What you need to know:
- Coomidepco mines gold in North Kivu and Kasai provinces. It’s one of six giant firms that control a large chunk of the industry in the DRC.
- Inner Spirit is headquartered in Madrid with interests in the Equatorial Guinea, a former Spanish colony.
Two foreign firms are locked in a bitter court battle over a 650kg gold haul valued at Sh2.6 billion that was mined in the Democratic Republic of Congo (DRC) and stored in Nairobi.
Spanish firm Inner Spirit SL claims that DRC’s STE Cooperative Miniere Pour Le Progress De La Nation Congolese Sarl (Coomidepco) is colluding with a local security firm to defraud it of the gold.

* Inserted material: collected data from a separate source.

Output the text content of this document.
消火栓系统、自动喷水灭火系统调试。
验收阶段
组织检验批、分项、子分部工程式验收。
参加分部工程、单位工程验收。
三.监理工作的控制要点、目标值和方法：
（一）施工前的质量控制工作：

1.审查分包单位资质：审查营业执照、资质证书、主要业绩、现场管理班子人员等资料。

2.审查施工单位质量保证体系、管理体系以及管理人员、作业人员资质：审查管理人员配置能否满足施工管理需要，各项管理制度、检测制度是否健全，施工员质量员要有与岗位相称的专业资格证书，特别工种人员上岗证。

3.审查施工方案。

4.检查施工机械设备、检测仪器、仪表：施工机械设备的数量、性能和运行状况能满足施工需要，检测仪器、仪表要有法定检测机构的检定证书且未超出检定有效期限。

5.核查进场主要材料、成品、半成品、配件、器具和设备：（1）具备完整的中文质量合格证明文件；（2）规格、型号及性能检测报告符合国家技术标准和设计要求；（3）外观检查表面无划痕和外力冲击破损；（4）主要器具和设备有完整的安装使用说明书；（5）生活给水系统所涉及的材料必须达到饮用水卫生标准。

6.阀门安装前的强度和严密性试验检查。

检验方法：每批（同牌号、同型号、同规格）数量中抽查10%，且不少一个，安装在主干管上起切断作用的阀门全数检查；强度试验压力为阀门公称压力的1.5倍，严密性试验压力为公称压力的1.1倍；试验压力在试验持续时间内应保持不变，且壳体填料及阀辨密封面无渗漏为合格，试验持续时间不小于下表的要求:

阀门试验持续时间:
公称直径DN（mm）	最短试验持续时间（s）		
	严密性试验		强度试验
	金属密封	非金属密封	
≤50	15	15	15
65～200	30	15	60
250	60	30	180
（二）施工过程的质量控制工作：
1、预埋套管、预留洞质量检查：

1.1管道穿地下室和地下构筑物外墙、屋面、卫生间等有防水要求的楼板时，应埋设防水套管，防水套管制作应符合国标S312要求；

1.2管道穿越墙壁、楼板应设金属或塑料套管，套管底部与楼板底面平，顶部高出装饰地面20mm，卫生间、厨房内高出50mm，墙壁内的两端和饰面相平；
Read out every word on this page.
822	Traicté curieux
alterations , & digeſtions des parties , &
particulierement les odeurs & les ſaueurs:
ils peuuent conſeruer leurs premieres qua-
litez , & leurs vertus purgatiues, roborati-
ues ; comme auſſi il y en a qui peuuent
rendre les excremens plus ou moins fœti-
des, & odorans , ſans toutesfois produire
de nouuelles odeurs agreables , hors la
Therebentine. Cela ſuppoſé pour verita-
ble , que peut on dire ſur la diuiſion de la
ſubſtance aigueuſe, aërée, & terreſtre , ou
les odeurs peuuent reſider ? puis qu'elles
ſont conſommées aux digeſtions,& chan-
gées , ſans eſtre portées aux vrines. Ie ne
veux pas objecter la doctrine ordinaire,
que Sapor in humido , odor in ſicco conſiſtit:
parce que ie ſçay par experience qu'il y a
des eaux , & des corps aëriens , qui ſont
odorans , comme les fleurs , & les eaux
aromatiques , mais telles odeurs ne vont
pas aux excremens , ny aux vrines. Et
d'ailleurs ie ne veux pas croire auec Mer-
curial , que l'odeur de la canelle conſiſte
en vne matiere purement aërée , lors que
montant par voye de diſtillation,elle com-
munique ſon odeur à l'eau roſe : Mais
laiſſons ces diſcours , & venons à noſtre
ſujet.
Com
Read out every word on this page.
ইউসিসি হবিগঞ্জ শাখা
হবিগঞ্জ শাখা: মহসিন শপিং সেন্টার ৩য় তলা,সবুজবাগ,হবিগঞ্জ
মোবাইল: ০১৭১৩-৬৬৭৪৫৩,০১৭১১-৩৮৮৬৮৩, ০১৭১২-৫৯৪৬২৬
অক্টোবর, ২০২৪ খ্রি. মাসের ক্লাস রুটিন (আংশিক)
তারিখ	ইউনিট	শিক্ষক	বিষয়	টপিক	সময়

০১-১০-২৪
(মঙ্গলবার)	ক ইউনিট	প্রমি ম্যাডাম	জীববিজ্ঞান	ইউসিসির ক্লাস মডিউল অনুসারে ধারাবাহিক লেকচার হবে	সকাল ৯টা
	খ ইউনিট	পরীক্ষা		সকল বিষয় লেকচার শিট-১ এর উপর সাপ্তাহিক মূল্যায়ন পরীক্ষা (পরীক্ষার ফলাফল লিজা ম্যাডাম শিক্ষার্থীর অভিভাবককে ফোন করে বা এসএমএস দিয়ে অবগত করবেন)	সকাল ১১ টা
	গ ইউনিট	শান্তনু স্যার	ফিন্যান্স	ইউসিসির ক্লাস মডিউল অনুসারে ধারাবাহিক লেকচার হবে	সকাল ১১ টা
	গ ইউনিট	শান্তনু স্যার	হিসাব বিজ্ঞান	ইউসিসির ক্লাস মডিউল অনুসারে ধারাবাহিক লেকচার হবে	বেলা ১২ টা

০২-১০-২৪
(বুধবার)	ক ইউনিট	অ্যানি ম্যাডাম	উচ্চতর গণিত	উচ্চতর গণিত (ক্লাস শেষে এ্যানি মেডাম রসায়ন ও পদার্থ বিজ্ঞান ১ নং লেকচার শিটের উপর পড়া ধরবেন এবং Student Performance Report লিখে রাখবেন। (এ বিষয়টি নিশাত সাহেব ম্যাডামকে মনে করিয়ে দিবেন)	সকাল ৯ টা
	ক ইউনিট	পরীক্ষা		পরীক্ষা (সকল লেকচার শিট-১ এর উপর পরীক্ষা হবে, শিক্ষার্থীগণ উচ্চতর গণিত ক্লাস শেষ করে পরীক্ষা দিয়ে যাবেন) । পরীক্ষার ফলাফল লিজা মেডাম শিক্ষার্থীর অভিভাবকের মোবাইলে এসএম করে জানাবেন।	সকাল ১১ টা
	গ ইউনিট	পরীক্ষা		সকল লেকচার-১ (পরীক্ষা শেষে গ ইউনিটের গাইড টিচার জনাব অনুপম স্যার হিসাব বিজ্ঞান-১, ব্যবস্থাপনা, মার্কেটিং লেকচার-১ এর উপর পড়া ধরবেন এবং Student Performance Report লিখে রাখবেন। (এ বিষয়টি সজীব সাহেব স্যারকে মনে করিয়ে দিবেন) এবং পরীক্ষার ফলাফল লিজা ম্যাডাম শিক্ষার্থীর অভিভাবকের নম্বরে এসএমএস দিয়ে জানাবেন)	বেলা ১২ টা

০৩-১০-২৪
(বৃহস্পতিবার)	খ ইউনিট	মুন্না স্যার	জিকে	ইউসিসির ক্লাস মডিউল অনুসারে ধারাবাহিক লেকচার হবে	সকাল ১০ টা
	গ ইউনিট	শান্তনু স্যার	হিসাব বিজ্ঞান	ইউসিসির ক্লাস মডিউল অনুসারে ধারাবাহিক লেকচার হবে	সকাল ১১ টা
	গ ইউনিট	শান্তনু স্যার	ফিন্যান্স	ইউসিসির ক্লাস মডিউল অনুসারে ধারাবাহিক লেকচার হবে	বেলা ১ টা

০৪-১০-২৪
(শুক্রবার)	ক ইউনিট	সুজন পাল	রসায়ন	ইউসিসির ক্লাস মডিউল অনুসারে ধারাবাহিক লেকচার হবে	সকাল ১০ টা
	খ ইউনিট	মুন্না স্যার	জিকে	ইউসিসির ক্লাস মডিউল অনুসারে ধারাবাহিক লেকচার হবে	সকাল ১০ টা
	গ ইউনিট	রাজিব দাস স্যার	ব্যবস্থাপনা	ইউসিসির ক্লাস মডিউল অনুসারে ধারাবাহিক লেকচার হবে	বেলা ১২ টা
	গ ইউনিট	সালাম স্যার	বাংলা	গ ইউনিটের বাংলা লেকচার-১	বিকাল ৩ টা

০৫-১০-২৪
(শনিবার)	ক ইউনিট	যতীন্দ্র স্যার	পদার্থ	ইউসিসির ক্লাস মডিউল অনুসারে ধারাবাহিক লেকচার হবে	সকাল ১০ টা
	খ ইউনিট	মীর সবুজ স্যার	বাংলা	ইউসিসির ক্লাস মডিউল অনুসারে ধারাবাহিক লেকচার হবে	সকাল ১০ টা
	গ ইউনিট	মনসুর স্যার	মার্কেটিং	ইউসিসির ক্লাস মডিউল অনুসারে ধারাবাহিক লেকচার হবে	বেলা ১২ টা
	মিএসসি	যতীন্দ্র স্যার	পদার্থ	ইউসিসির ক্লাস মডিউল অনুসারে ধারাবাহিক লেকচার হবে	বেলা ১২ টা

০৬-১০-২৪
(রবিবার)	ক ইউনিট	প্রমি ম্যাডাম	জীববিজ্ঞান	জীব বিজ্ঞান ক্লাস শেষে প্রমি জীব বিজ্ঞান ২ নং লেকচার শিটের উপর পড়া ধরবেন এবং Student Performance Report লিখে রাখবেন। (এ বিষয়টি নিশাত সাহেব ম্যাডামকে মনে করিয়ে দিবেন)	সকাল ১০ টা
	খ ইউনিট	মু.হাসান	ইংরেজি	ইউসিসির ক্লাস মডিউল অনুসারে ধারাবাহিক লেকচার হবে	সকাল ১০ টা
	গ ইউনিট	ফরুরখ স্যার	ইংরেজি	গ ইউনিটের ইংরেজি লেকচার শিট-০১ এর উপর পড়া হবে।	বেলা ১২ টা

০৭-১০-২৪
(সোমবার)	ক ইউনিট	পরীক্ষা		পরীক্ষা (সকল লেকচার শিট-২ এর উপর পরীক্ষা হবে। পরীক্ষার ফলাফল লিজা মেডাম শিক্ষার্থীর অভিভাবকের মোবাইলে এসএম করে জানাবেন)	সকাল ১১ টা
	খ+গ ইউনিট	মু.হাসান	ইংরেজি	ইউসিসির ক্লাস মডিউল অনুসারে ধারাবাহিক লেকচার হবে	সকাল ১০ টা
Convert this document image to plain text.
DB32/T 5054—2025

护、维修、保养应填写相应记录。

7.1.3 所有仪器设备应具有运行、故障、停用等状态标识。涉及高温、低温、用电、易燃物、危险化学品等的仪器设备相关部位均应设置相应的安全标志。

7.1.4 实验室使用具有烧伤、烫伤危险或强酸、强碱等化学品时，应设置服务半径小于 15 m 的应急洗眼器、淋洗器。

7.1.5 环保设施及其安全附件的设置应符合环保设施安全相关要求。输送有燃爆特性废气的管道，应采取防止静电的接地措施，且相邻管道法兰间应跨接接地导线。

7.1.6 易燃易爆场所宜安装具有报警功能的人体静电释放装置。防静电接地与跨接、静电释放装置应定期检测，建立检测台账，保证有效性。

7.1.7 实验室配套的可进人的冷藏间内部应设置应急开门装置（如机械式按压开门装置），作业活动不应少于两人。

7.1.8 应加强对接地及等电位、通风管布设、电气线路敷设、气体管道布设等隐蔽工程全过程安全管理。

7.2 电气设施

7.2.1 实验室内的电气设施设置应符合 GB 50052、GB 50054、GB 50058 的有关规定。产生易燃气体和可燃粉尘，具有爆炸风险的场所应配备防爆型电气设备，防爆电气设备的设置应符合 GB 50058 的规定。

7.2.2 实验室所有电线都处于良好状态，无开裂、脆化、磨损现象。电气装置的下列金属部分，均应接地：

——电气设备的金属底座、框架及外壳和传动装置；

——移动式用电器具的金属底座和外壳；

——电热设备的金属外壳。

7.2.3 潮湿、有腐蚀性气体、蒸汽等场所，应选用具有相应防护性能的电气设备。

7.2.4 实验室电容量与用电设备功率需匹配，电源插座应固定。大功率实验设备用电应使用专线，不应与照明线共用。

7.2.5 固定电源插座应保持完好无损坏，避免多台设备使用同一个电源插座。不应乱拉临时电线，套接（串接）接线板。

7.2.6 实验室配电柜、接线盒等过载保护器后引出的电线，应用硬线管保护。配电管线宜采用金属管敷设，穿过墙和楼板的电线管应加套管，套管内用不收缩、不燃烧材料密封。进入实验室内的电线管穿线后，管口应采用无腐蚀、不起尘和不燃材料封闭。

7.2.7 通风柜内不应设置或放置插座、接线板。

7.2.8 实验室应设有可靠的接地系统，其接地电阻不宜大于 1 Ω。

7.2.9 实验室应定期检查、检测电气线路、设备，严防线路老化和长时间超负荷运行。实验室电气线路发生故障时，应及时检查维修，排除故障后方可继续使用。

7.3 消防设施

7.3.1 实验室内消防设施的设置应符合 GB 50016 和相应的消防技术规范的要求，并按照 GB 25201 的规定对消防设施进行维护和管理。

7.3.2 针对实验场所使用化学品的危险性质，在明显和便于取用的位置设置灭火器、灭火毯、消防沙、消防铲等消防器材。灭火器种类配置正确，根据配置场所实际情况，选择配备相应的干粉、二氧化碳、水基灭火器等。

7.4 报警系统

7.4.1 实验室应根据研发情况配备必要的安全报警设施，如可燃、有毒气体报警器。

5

It wants the High Court to issue orders barring removal of the haul from the safe deposit boxes in Nairobi. Inner Spirit reportedly penned a deal to purchase the gold from Coomidepco on May 8.
Each kilo was worth $37,000 (Sh4.1 million), meaning that Inner Spirit was to pay $24.05 million (Sh2.66 billion) for the consignment.
Coomidepco mines gold in North Kivu and Kasai provinces. It’s one of six giant firms that control a large chunk of the industry in the DRC called the Cooperative of Artisanal Mining Operations of Masisi (Cooperamma).
Others are Societe Agro-Pastorale et Miniere du Kivu (Samikivu Sarl), Societe Miniere de Bisunzu (SMB), Societe Cooperative Miniere de Mutanga (Comimu Coopca) and Virunga Riverine Exploitation Mining Cooperative (Comervi).
Inner Spirit is headquartered in Madrid with interests in the Equatorial Guinea, a former Spanish colony.
On May 12, Inner Spirit and Coomidepco signed a second contract indicating that the gold would be stored in a security firm of the buyer’s choice. It would only be exported to Spain upon completion of the Sh2.6 billion payment.
Inner Spirit opted to store the gold in five safe deposit boxes of Kenya’s MySafe Vaults Limited. Its owners are Terry Downs (Ireland), William Pike (UK), Moss Ngoasheng (SA) and Ezra Bunyenyezi (Rwanda). Bunyenyezi died in December last year.
As a commitment to the contract, Inner Spirit released a down payment of $47,240 (Sh5.2 million) to cater for transport expenses and debts that the Congolese firm already owed MySafe Vaults Limited.
Inner Spirit now claims that MySave Vaults wants to release the gold to Coomidepco before its representatives arrive in Nairobi to complete the deal. It fears that it may lose out after committing the initial Sh5.2 million.
The Spanish firm has sued Coomidepco and its principal official, Mr Paul Mohindo Katchuva, alongside MySafe Vaults Limited, seeking orders barring release of the gold.
“MySafe Vaults Limited’s officials have since called Inner Spirit’s officials threatening to release the said gold to Mr Katchuva without further reference and notice to Inner Spirit. Inner Spirit avers that Mr Katchuva is in Kenya but he is not a Kenyan citizen and is therefore a flight risk.
“Coomidepco and Mr Katchuva have not supplied Inner Spirit with any gold despite the fact that they have received huge sums of money,” Inner Spirit manager Kennedy Mua Kamwathi says in court papers.
Neither Coomidepco nor MySafe Vaults has responded to the suit.
Documents filed in court indicate that the purchase deal was to be completed within three months of signing the contract, which means Inner Spirit should have had the gold by August 8, and Coomidepco should have been paid its Sh2.6 billion by the same time.
“Reasons wherefore Inner Spirit prays for judgment jointly and severally against the defendants jointly and severally for a permanent injunction do issue to prevent the defendants, their agents or any other person acting on their behalf from releasing the said gold in custody of MySafe Vaults Limited without the presence of Inner Spirit’s representatives as stored at the defendants’ premises vide file boxes number referenced as 1601, 1602, 1603, 1604, 1605 and 1606 in Nairobi City County,” Mr Kamwathi adds.
Inner Spirit has also asked the High Court to order Coomidepco, Mr Katchuva and MySafe Vaults to compensate it financially for the alleged attempt to “illegally release the gold”.
The Spanish firm does not, however, state how much it wants in compensation. It has also asked that the three defendants ordered to foot all legal bills in respect of the case filed in court.